Thank you for posting that explanation.
Suppose you have your own HRTF measured with two stereo speakers in a low reverberation room (anechoic) and a DSP that not only convolves - without the addition of crosstalk - a ".wav" file recorded with a binaural head microphone, but also equalise your headphones to flat frequency response at your ear canal.
Do you think the elevation cues - filtered by the binaural head microphone transfer function - only change the listener perception of elevation of a recorded point source (in other words, the listener understand that the source is above or under 0 degree, but the listener doesn't realize the true/original elevation of the recorded point source) or completely ruin the elevation perception (the listener do not hear the source as it were above or under 0 degrees elevation)?
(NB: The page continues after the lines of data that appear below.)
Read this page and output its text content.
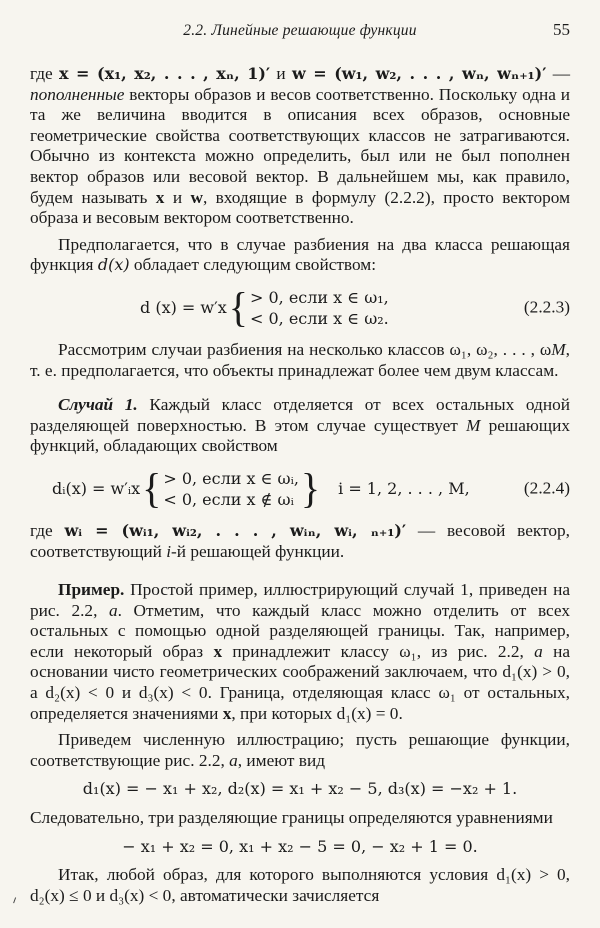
2.2. Линейные решающие функции	55

где x = (x₁, x₂, . . . , xₙ, 1)′ и w = (w₁, w₂, . . . , wₙ, wₙ₊₁)′ — пополненные векторы образов и весов соответственно. Поскольку одна и та же величина вводится в описания всех образов, основные геометрические свойства соответствующих классов не затрагиваются. Обычно из контекста можно определить, был или не был пополнен вектор образов или весовой вектор. В дальнейшем мы, как правило, будем называть x и w, входящие в формулу (2.2.2), просто вектором образа и весовым вектором соответственно.

Предполагается, что в случае разбиения на два класса решающая функция d(x) обладает следующим свойством:

d (x) = w′x { > 0, если x ∈ ω₁,
< 0, если x ∈ ω₂.
(2.2.3)

Рассмотрим случаи разбиения на несколько классов ω₁, ω₂, . . . , ωM, т. е. предполагается, что объекты принадлежат более чем двум классам.

Случай 1. Каждый класс отделяется от всех остальных одной разделяющей поверхностью. В этом случае существует M решающих функций, обладающих свойством

dᵢ(x) = w′ᵢx { > 0, если x ∈ ωᵢ,
< 0, если x ∉ ωᵢ } i = 1, 2, . . . , M,	(2.2.4)

где wᵢ = (wᵢ₁, wᵢ₂, . . . , wᵢₙ, wᵢ, ₙ₊₁)′ — весовой вектор, соответствующий i-й решающей функции.

Пример. Простой пример, иллюстрирующий случай 1, приведен на рис. 2.2, а. Отметим, что каждый класс можно отделить от всех остальных с помощью одной разделяющей границы. Так, например, если некоторый образ x принадлежит классу ω₁, из рис. 2.2, а на основании чисто геометрических соображений заключаем, что d₁(x) > 0, а d₂(x) < 0 и d₃(x) < 0. Граница, отделяющая класс ω₁ от остальных, определяется значениями x, при которых d₁(x) = 0.

Приведем численную иллюстрацию; пусть решающие функции, соответствующие рис. 2.2, а, имеют вид

d₁(x) = − x₁ + x₂, d₂(x) = x₁ + x₂ − 5, d₃(x) = −x₂ + 1.

Следовательно, три разделяющие границы определяются уравнениями

− x₁ + x₂ = 0, x₁ + x₂ − 5 = 0, − x₂ + 1 = 0.

Итак, любой образ, для которого выполняются условия d₁(x) > 0, d₂(x) ≤ 0 и d₃(x) < 0, автоматически зачисляется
Now suppose you have a HRTF measured with an sphere arrangement of sixteen speakers (eight at 0 elevation, 4 at +45 degrees and four at -45 degrees) in a low reverberation room (anechoic) and the same DSP above (now there is no crosstalk between the speakers separated by an sagittal plane and you deal with comb filtering of speakers in the same side of such sagittal plane).
Does this second arrangement improve the listener elevation perception compared to the first arrangement?
If you think the second arrangement is worst than the first arrangement, how many channels the second arrangement would need in order to achieve the perception performance of the first arrangement?
I would like to know your opinion.